Crossroads Café, Peckham


Crossroads café at 190 Bellenden Road in Peckham, is a greasy spoon open from 6am to 3pm, every day apart from Sunday when it opens at 7.30am. There is a long menu displayed on a large yellow acrylic board above the counter, featuring unchanging daily specials, breakfasts, omelettes, roast dinners and extras on offer. Many dishes are ‘served with…’ a slice of bread and butter and tea, or coffee, or chips, or beans, or salad, or peas, or roast vegetables and potatoes. 

Anything that you might think would be the ideal addition to your order, comes with it anyway. It is thoughtful and generous in the mould of greasy spoon cafés. Crossroads is not a place that you think, upon paying, “well, it all adds up.” As well as the yellow menu, sheets of printed A4 paper listing the elements included in a range of special menus – varying combinations of the breakfast ingredients – are stuck on the walls around the counter. The special menus are numbered and are all different, and yet more or less identical. I have not worked out the pricing logic behind the special menus, which are all marginally different.

On the wall, there are framed photographic posters of bright green mountain valleys, meadows and lakes dotted with wooden cow shacks underneath blue skies, which could be Switzerland or rural France, were it not for the gleaming white mosque nestling in the technicolor idyll. I think the family are of Turkish descent, as the pictures show the Turkish countryside, but the posters could just be generic images of somewhere beautiful. There’s also a watercolour illustration of Crossroads on the wall. The café has been here since 2001, longer than most of the other restaurants and food shops on the street. 


Image: google street view 

The woman who does front of house, whose name I have not yet asked, is effusively welcoming to all, highly effective, and always makes a cup of tea the same way, without asking how anyone wants it. It always comes exactly how I want it: with the bag in, with milk, no sugar. The bread that they use to make the egg and bacon bap that I usually order is a broad, crusty, flavoursome white roll, not the limp slices that collapse into a pulp when squeezed around a fried egg. The sandwich loaf that they use is also a robust, handmade style and is an excellent place to put 5 fish fingers, which is how many you get in their fish finger sandwiches, along with chips. It’s hard to spend more than £10 between two for breakfast including coffee and a freshly squeezed orange juice, even with a concluding round of toast with marmalade. I appreciate that the butter and marmalade come already spread on the toast by the chefs, I do not have to appreciate the authenticity of chunky marmalade from a rustic jar, and spread it myself.

At least one day a week the chefs and the woman running things all wear gangster style trilby hats. The first time I noticed, I asked if it was in celebration of a national day, I think because it coincided with Mother’s Day, but she said no, it was just a day to wear hats for fun. 

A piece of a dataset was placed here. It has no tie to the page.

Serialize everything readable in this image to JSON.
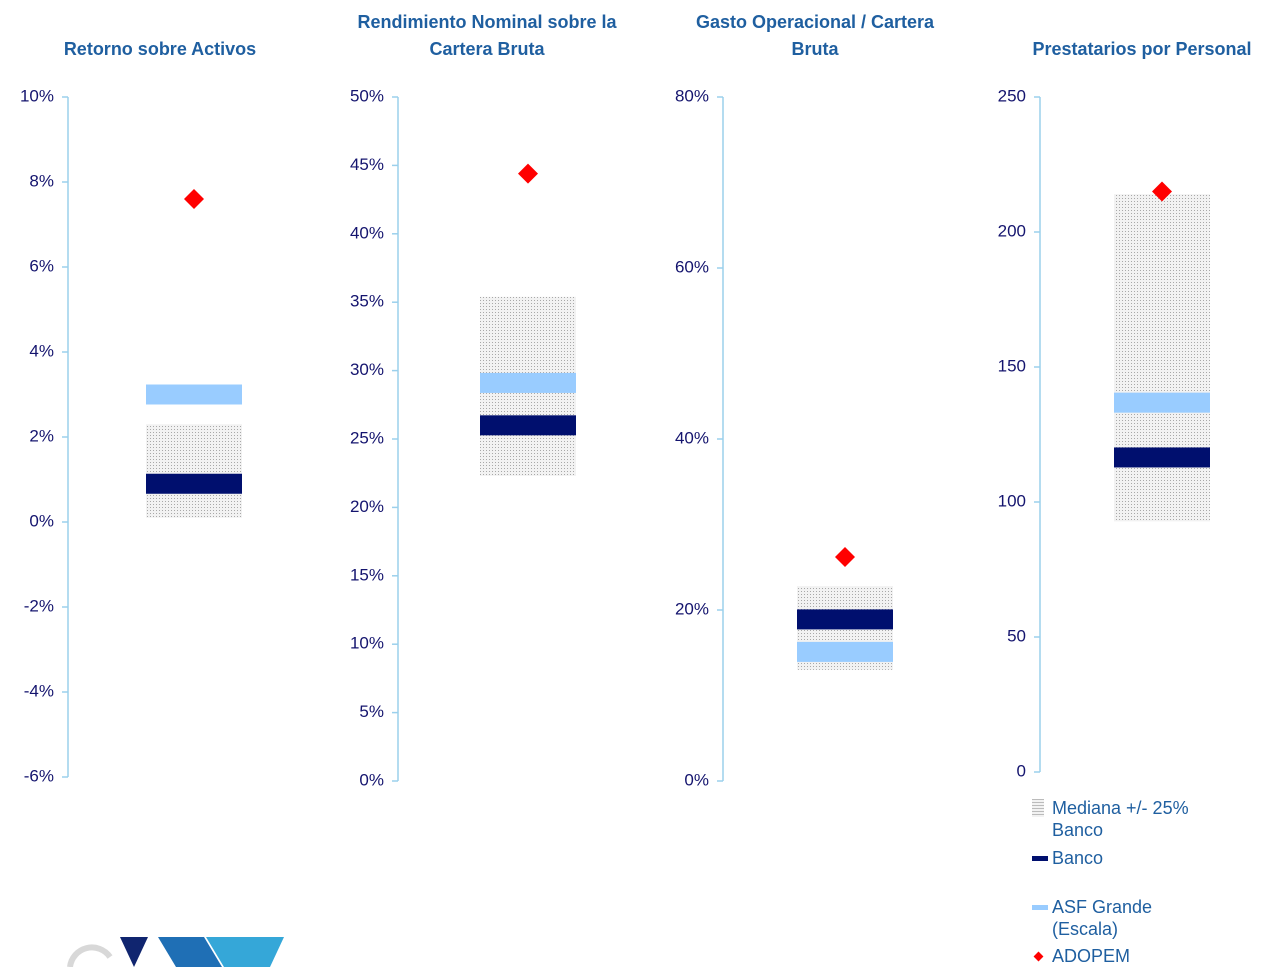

I have never seen anyone complain about the food. In fact usually, compliments abound. The cooks seem to accommodate everyone’s dietary issues: gluten free, vegan, extras, substitutions, more, less: a combination anything you like, if its on the yellow board. Everyone leaves happy, or at least happier than they came in. There is a red faced, slim cross-dresser who wears mini tie-dye beach sarongs and eats vegetarian food; a large, middle aged woman in leggings with a giant mess of jet black hair piled on her head with a big clip who I think lives on my road and is always sat by the counter; a young woman who skips the toast on her order; a queue of police men and women, radios growling as they pick up takeaway orders in brown paper bags; builders on a break from transforming a large red brick Victorian school into luxury flats; the fashionable butcher over the road; young families whose kids get a free lollypop from the proprietress; bleary eyed art students; fragile adults with their grown up children, eating together.

The bacon and egg roll, with the application of three sauces, ketchup, brown sauce and chilli sauce, cheers me up on blue mornings. I hope to try the omelette soon, if I ever make it there on an afternoon.